Hip fractures are by far the most feared consequence. Data from the National Osteoporosis Foundation show that 24 percent of people who suffer a fractured hip die within one year; a quarter of those who had been living independently require long-term care; and only 15 percent are able to walk across a room unaided six months later. A bone mineral density (BMD) test can quickly determine the degree of bone loss in a woman’s skeleton and whether or not she has osteoporosis or osteopenia.

If you are a woman who has reached the age of 50 and has not yet had a bone density test, you are probably thinking about calling your doctor to schedule one as soon as possible. And you are probably comforted to know that there are a number of new medications on the market that can reverse age-related bone loss for women who have osteoporosis or who are at high risk of developing it. But you may want to read on before making the call.

Most women were not even aware of the risk of osteoporosis before the early 1980s. As discussed in
Chapter 5
, this changed largely as a result of an
educational campaign initiated in 1982
. Researchers from the British Columbia Office of Health Technology Assessment point out that the campaign succeeded by addressing women’s growing interest in preventive health care and their fear of aging. But it wasn’t until 1993, when a study group hosted by the World Health Organization established clear-cut definitions of osteoporosis and osteopenia, that doctors were provided with straightforward criteria to make these diagnoses and upon which to base their treatment recommendations. According to the WHO study group, a woman has osteoporosis when her
bone mineral density (BMD)
, as measured by a simple x-ray test, is 2.5 or more standard deviations below the average peak bone mass of healthy young adult women. This is defined as a T score of -2.5 or less. Osteopenia is diagnosed when a woman’s T score is between -1.0 and -2.5.

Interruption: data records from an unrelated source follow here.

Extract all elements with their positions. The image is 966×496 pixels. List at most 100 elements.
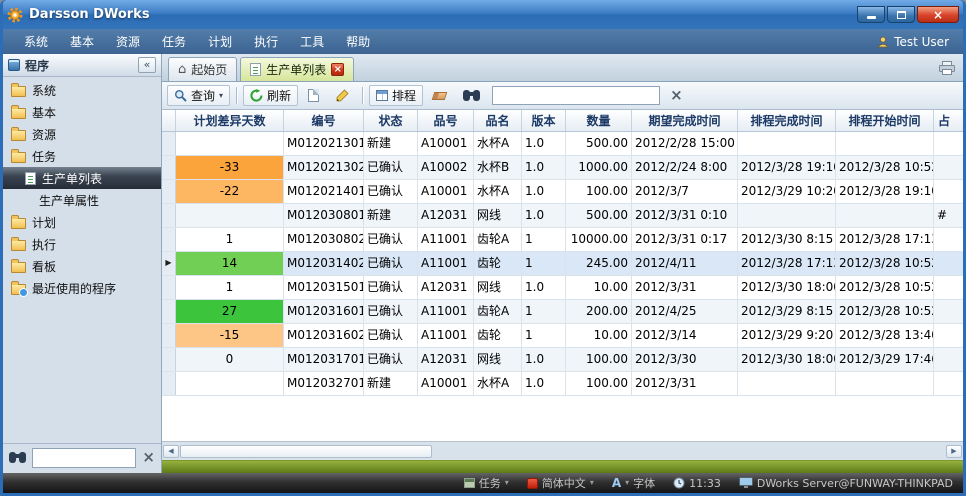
sidebar-item-2[interactable]: 资源 (3, 123, 161, 145)
toolbar-search-input[interactable] (492, 86, 660, 105)
menu-item-2[interactable]: 基本 (59, 29, 105, 54)
cell-clip (934, 132, 963, 155)
tab-production-order-list[interactable]: 生产单列表 × (240, 57, 354, 81)
eraser-icon (432, 92, 448, 100)
menu-item-1[interactable]: 系统 (13, 29, 59, 54)
cell-no: M012021401 (284, 180, 364, 203)
sidebar-item-0[interactable]: 系统 (3, 79, 161, 101)
menu-item-8[interactable]: 帮助 (335, 29, 381, 54)
status-task[interactable]: 任务 ▾ (464, 475, 509, 491)
table-row[interactable]: 27M012031601已确认A11001齿轮A1200.002012/4/25… (162, 300, 963, 324)
tab-home[interactable]: ⌂ 起始页 (168, 57, 237, 81)
menu-item-3[interactable]: 资源 (105, 29, 151, 54)
column-header-4[interactable]: 品名 (474, 110, 522, 131)
main-panel: ⌂ 起始页 生产单列表 × (162, 54, 963, 473)
find-icon (9, 452, 26, 463)
sidebar-item-4[interactable]: 生产单列表 (3, 167, 161, 189)
status-language[interactable]: 简体中文 ▾ (527, 475, 594, 491)
printer-icon[interactable] (939, 61, 955, 75)
table-row[interactable]: M012030801新建A12031网线1.0500.002012/3/31 0… (162, 204, 963, 228)
column-header-9[interactable]: 排程开始时间 (836, 110, 934, 131)
cell-qty: 245.00 (566, 252, 632, 275)
sidebar: 程序 « 系统基本资源任务生产单列表生产单属性计划执行看板最近使用的程序 × (3, 54, 162, 473)
column-header-3[interactable]: 品号 (418, 110, 474, 131)
table-row[interactable]: ▶14M012031402已确认A11001齿轮1245.002012/4/11… (162, 252, 963, 276)
menu-item-4[interactable]: 任务 (151, 29, 197, 54)
cell-start: 2012/3/28 10:52 (836, 156, 934, 179)
table-row[interactable]: 1M012030802已确认A11001齿轮A110000.002012/3/3… (162, 228, 963, 252)
folder-icon (11, 130, 26, 141)
cell-name: 网线 (474, 204, 522, 227)
sidebar-item-label: 资源 (32, 126, 56, 143)
cell-start: 2012/3/29 17:46 (836, 348, 934, 371)
table-row[interactable]: 0M012031701已确认A12031网线1.0100.002012/3/30… (162, 348, 963, 372)
scroll-left-button[interactable]: ◀ (163, 445, 179, 458)
schedule-button[interactable]: 排程 (369, 85, 423, 106)
sidebar-item-6[interactable]: 计划 (3, 211, 161, 233)
query-button[interactable]: 查询 ▾ (167, 85, 230, 106)
scrollbar-thumb[interactable] (180, 445, 432, 458)
sidebar-search-input[interactable] (32, 448, 136, 468)
cell-pn: A12031 (418, 204, 474, 227)
status-font[interactable]: A ▾ 字体 (612, 475, 655, 491)
cell-end: 2012/3/29 9:20 (738, 324, 836, 347)
table-row[interactable]: -33M012021302已确认A10002水杯B1.01000.002012/… (162, 156, 963, 180)
column-header-1[interactable]: 编号 (284, 110, 364, 131)
table-row[interactable]: 1M012031501已确认A12031网线1.010.002012/3/312… (162, 276, 963, 300)
sidebar-header: 程序 « (3, 54, 161, 77)
sidebar-item-8[interactable]: 看板 (3, 255, 161, 277)
sidebar-search-clear-icon[interactable]: × (142, 450, 155, 465)
column-header-0[interactable]: 计划差异天数 (176, 110, 284, 131)
cell-diff: 1 (176, 276, 284, 299)
table-row[interactable]: -22M012021401已确认A10001水杯A1.0100.002012/3… (162, 180, 963, 204)
menu-item-5[interactable]: 计划 (197, 29, 243, 54)
cell-pn: A10001 (418, 132, 474, 155)
column-header-7[interactable]: 期望完成时间 (632, 110, 738, 131)
cell-clip (934, 300, 963, 323)
menu-bar: 系统基本资源任务计划执行工具帮助 Test User (3, 29, 963, 54)
scroll-right-button[interactable]: ▶ (946, 445, 962, 458)
sidebar-item-3[interactable]: 任务 (3, 145, 161, 167)
row-marker (162, 204, 176, 227)
menu-item-7[interactable]: 工具 (289, 29, 335, 54)
minimize-button[interactable] (857, 6, 885, 23)
scrollbar-track[interactable] (180, 445, 945, 458)
collapse-sidebar-button[interactable]: « (138, 57, 156, 73)
sidebar-item-label: 执行 (32, 236, 56, 253)
refresh-button[interactable]: 刷新 (243, 85, 298, 106)
cell-pn: A11001 (418, 324, 474, 347)
sidebar-item-9[interactable]: 最近使用的程序 (3, 277, 161, 299)
menu-item-6[interactable]: 执行 (243, 29, 289, 54)
cell-start: 2012/3/28 10:52 (836, 252, 934, 275)
table-row[interactable]: M012032701新建A10001水杯A1.0100.002012/3/31 (162, 372, 963, 396)
task-label: 任务 (479, 475, 501, 491)
table-row[interactable]: -15M012031602已确认A11001齿轮110.002012/3/142… (162, 324, 963, 348)
column-header-2[interactable]: 状态 (364, 110, 418, 131)
sidebar-item-7[interactable]: 执行 (3, 233, 161, 255)
tab-close-icon[interactable]: × (331, 63, 344, 76)
new-button[interactable] (301, 85, 326, 106)
tab-bar: ⌂ 起始页 生产单列表 × (162, 54, 963, 82)
cell-start (836, 372, 934, 395)
sidebar-item-5[interactable]: 生产单属性 (3, 189, 161, 211)
cell-diff (176, 372, 284, 395)
maximize-button[interactable] (887, 6, 915, 23)
find-button[interactable] (456, 85, 487, 106)
column-header-6[interactable]: 数量 (566, 110, 632, 131)
cell-start (836, 204, 934, 227)
toolbar-search-clear-button[interactable]: × (663, 85, 690, 106)
column-header-clipped[interactable]: 占 (934, 110, 963, 131)
column-header-8[interactable]: 排程完成时间 (738, 110, 836, 131)
user-indicator[interactable]: Test User (877, 35, 953, 49)
eraser-button[interactable] (426, 85, 453, 106)
cell-clip (934, 156, 963, 179)
maximize-icon (897, 11, 906, 19)
column-header-5[interactable]: 版本 (522, 110, 566, 131)
cell-expect: 2012/2/24 8:00 (632, 156, 738, 179)
close-button[interactable]: × (917, 6, 959, 23)
table-row[interactable]: M012021301新建A10001水杯A1.0500.002012/2/28 … (162, 132, 963, 156)
menu-bar-items: 系统基本资源任务计划执行工具帮助 (13, 29, 381, 54)
horizontal-scrollbar[interactable]: ◀ ▶ (162, 441, 963, 460)
edit-button[interactable] (329, 85, 356, 106)
sidebar-item-1[interactable]: 基本 (3, 101, 161, 123)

So far this may sound compelling, but a closer look presents a very different picture: The definitions developed by the WHO Study Group are based on the assumption that the young adult skeleton is healthy and that as people age, their bones become progressively more “diseased.” The study group’s criteria, however, ignore the fact that loss of bone mass is a perfectly normal part of aging, especially in postmenopausal women. Simply on a statistical basis, according to the WHO study group’s definition, about half of all women at age 52 who have BMD tests will be diagnosed as having osteopenia, and this percentage goes up quickly with age. Similarly, according to the WHO study group’s definition of osteoporosis, about half of all American women will have the “disease” by the age of 72.

WHO’s definitions transform the majority of healthy postmenopausal women whose bones are aging normally into “patients” having or being at risk of having a frightening bone “disease.” A decrease in T score is usually no more a measure of disease than is the greater amount of time it takes an elderly jogger to run a mile than it did when she was at her peak performance. This reframing of normal aging into a pathological process is reminiscent of Dr. Robert Wilson’s successful campaign to convince women and their doctors that menopause was not a natural event but a hormone-deficiency disease. We fell for that, hook, line, and sinker, with great harm to many women, and only later discovered that Dr. Wilson had been funded by the drug companies. In this case, however, the source of information is the trusted World Health Organization, on which public health officials in every country rely for health information and policy recommendations. Can’t we trust that its recommendations are free of commercial influence and in the best interests of women around the world? Unfortunately, we cannot.